Maule crumpled his napkin and laid it on the table. “No,” he said firmly. “Ask him to join us here.” As the butler bowed and departed, Maule met his wife’s eyes. “There will be no more pandering to his insulting suspicions. He will meet us both, or neither of us.”
Well said,thought Solomon.
But Colonel Niall, when he entered, looked neither fierce nor outraged to find Elizabeth there. Although his bow was certainly rather stiff and his face oddly rigid.
“Forgive the informality, colonel,” Elizabeth said. “We were up late with a little excitement last night, and everything this morning is thrown back. Will you join us in a cup of tea? Some toast?”
“No, I won’t, though I thank you,” Niall said stiffly. “I just came to say my piece, and then I’ll leave you to it.” He looked Elizabeth in the eye. “I spoke this morning to Inspector Omand, who told me the truth of my daughter’s death. I hope you can forgive my quite unjustified behavior toward you. I was entirely wrong and I beg your pardon. Yours too, Maule—I must have made your life very difficult. Both your lives. I can only be grateful for your forbearance. I’m sorry.”
“You are grieving, sir,” Elizabeth said quickly. “There should be no grudges or anger between neighbors.”
“We accept your very handsome apology,” Maule said. “And you are welcome to join us.”
The colonel sat in the chair that should have been Constance’s. He accepted a cup of tea with thanks, but did not touch it, then said abruptly, “I don’t know what to do, what to say to people.”
“Don’t say anything,” Maule advised. “Just thank them for their kindness. Dr. Laing’s arrest will be a nine-day wonder. The village will gossip, of course; we can’t change that. But we’ll make sure people remember the good work Frances did, the way she made people laugh and lit up whatever room she entered.”
“Very good of you,” Niall said hoarsely. “I could never control her. She was worse after my wife died, got ridiculous ideas like wanting to be a doctor.A doctor!”

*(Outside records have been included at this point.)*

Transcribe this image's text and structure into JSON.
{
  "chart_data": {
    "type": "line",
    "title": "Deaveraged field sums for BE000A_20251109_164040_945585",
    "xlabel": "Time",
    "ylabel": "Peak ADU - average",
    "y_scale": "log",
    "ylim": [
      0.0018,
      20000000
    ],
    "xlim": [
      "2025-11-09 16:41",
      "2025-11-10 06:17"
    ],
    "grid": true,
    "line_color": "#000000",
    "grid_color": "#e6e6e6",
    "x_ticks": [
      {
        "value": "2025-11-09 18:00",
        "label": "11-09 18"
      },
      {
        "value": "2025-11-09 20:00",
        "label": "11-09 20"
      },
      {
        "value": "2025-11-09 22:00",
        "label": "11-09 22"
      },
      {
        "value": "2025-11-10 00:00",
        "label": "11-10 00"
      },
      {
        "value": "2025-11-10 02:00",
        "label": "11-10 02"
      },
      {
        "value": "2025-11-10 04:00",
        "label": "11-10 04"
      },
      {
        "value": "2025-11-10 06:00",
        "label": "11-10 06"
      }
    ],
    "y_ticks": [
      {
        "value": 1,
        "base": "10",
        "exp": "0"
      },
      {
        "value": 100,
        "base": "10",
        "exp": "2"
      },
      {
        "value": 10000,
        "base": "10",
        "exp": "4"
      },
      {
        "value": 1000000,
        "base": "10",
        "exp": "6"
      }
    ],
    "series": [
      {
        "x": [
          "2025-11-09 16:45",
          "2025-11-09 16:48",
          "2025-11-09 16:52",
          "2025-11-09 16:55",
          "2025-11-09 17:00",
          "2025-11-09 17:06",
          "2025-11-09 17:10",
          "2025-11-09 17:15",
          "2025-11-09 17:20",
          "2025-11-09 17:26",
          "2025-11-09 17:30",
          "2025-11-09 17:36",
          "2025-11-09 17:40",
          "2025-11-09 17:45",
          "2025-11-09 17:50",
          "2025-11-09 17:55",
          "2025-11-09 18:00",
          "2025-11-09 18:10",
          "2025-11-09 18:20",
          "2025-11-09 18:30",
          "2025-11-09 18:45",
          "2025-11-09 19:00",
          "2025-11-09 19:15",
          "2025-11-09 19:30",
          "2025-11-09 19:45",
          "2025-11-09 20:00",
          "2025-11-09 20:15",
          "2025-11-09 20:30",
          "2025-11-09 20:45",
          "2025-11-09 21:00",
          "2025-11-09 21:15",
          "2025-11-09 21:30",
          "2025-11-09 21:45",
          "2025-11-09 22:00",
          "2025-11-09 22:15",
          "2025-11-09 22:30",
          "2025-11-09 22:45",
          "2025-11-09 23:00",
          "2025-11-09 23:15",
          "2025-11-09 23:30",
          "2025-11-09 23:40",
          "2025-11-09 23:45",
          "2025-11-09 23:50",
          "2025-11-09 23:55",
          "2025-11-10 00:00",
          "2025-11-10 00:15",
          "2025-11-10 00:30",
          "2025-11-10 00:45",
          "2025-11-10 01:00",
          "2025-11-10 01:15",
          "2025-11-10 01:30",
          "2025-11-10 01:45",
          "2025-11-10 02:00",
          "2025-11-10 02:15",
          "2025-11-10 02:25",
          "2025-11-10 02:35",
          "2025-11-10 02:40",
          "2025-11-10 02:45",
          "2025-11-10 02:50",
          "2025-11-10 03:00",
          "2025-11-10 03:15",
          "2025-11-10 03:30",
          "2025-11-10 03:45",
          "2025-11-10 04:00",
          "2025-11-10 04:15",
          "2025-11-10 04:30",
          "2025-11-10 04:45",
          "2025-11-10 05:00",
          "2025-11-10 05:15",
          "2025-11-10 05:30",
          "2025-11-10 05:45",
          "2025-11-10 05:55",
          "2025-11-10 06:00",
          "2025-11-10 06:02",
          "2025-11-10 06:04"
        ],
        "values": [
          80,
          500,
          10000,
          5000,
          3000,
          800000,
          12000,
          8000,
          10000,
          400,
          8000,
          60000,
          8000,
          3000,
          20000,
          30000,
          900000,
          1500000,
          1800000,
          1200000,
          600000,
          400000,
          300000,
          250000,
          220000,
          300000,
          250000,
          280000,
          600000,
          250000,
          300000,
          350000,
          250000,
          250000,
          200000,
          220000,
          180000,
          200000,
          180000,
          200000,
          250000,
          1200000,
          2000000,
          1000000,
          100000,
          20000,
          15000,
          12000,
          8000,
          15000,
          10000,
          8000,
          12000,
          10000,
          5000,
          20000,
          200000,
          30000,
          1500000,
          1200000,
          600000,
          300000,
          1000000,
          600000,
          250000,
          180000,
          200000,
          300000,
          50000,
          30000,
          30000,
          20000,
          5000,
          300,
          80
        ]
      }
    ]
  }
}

“If that had been possible,” Solomon said, “things might have been different for all of you.” He was sure Constance would think so, and he agreed with her. To ignore one’s own nature, one’s vocation, only led to unhappiness and frustration.
He could not and should not try to take Constance from hers. But perhaps he could distract her a little with one thing they had in common. She had gone, for now, but this time,hewould make the first move…
*
She had lefthim a brief note, handed to him by Mrs. Haslett after breakfast. It said that matters at her establishment in London required her attention. She asked that Elizabeth’s maids pack the rest of her bags, if he wouldn’t mind taking them back to Town for her. Her footmen would call for them next week, if that was convenient.
“Is it?” Elizabeth asked, reading over his shoulder.
“Convenient?” Solomon said vaguely. “Of course. I shall leave you in peace today. And apologize for our lack of honesty with you, Maule.”
“Humph knows that was my fault,” Elizabeth said. She tapped the note with one fingertip. “That’s a very cool note for a friend. Have you quarreled?”
“No,” Solomon said. He gave a lopsided smile. “It would be easier if we had. Merely, we don’t quite understand each other.”
“I think you understand each other well enough,” Elizabeth said shrewdly. “It’s yourselves you don’t understand.”
Solomon blinked at that stunning piece of insight and decided to put it away for later.
“Honesty,” Maule growled. “That’s what you need. And if I’ve learned anything, it’s that the past does not matter, only the present.”
He was wrong, but Solomon did not tell him so, for Maule had taken his wife’s hand, and she was smiling mistily up at him.
A mad clattering on the stairs, accompanied by shouts of laughter, warned them that the children had been freed from the schoolroom, and Maule stalked out to read them the riot act.
“Would you believe me,” Elizabeth asked Solomon, “if I told you Constance is the best person I know?”
“Yes,” he said briefly. With a bow, he left her to pack his own baggage. And Constance’s.
*
Three days later,Constance sat in her private sitting room at the front of the London establishment. She had just gone over the books for the month and was counting out the final wages due to Hildie, who had been offered the position of under-housemaid in a respectable house over toward Knightsbridge.
She was interrupted by Janey, who tended to erupt into a room rather than enter.
“Your bags have turned up, ma’am, and there’s a gent in the downstairs salon. Bloody handsome gent too, even if he sounds like a sodding reformer.”
“Who let a reformer into the house?” Constance demanded, letting the bad language go on order to address the greater crime. “Whoever did so can be rid of him again.”